A big, bold piece of farmland is the perfect canvas for this dynamic duo’s first 18-hole design

Ever since the acclaimed opening of Sweetens Cove in Tennessee—the 9-hole debut from architects Tad King and Rob Collins—the golf world has felt a sense of anticipation waiting for the team’s first 18-hole layout.

landmand golf
(photo by Ben Vigil)

After getting the nod from the Andersen family in 2019 to create a public course on a 500-plus-acre plot of prairie land in Homer, Neb., King-Collins’s dream is preparing to be realized: Landmand (Danish for “farmer”) is set to open late this summer.

Collins often uses the word “tribute” when discussing Landmand, from the 7,100-yard design embracing the raw Loess Hills landscape upon which it is built to the features paying homage to courses of Great Britain and Ireland. There’s the Punchbowl 10th green; the Redan on 14; hole 17’s 35,000-square-foot green (ode to Alister MacKenzie’s lost 12th green at Sitwell Park); and the 18th-hole tee shot over a Himalayan bunker styled after Royal St. George’s.
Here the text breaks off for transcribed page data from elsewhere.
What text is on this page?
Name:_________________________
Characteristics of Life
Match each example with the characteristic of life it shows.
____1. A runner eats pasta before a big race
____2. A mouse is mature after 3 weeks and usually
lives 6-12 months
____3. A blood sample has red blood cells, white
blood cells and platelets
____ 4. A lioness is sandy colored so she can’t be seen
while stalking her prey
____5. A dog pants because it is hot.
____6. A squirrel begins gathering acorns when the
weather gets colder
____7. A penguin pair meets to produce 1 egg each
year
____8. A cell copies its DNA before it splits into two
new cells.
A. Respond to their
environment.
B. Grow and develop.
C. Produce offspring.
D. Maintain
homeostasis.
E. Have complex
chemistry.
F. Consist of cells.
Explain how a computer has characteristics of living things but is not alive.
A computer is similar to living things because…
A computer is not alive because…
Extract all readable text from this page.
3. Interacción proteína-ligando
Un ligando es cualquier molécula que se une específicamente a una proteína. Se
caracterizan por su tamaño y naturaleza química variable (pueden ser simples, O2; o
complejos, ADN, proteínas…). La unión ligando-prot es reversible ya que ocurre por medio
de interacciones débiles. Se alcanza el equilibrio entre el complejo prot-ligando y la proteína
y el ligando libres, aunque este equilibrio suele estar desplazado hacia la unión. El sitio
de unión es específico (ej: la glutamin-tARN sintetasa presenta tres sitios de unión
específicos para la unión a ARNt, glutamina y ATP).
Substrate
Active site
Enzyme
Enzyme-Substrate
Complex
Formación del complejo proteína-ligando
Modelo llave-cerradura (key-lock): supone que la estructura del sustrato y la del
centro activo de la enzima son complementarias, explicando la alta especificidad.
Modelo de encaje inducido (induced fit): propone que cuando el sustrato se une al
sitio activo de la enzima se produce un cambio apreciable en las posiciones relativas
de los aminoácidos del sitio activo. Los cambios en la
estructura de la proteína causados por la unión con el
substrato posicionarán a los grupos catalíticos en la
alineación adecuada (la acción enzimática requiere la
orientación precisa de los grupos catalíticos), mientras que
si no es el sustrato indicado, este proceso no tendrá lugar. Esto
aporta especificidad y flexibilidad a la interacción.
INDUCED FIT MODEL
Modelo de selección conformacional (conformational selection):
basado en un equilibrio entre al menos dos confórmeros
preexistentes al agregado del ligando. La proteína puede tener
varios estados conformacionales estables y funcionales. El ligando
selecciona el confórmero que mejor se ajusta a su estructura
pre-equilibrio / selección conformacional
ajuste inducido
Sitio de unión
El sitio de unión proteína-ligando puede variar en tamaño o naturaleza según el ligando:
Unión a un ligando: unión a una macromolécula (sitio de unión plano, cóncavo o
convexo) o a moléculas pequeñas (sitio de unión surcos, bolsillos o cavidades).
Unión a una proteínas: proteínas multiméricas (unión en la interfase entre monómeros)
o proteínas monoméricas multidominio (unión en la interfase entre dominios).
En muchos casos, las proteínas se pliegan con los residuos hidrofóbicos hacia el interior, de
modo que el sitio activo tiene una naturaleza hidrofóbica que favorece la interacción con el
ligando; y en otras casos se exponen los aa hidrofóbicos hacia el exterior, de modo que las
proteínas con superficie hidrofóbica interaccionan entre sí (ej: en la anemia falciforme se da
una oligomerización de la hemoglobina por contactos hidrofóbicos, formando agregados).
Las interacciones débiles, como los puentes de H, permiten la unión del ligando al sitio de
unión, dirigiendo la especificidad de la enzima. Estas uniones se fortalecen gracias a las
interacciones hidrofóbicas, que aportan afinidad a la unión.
But while fully acknowledging its influences, Landmand is unique. The course is built with match play in mind and “never takes a second, or shot, off,” says Collins, presenting a variety of obstacles and risks that players need to think through for each planned angle of attack. Standing out are dramatic bunkers of all shapes and sizes (like the nine-foot-tall “Milk Carton”), subtle green contours, and the surprising walkability, thanks to short strolls from green to tee.

landmand golf
(photo by Ben Vigil)

With only one tree on property (a Mulberry on the 11th), views span over multiple holes, miles, and even states, adding to the challenge as Landmand leaves your head spinning from the sense of anticipation mixed with reflection.

“The overarching scale, grandeur, and ambition of the golf course—there’s truly nothing like it that I’ve ever seen,” says Collins.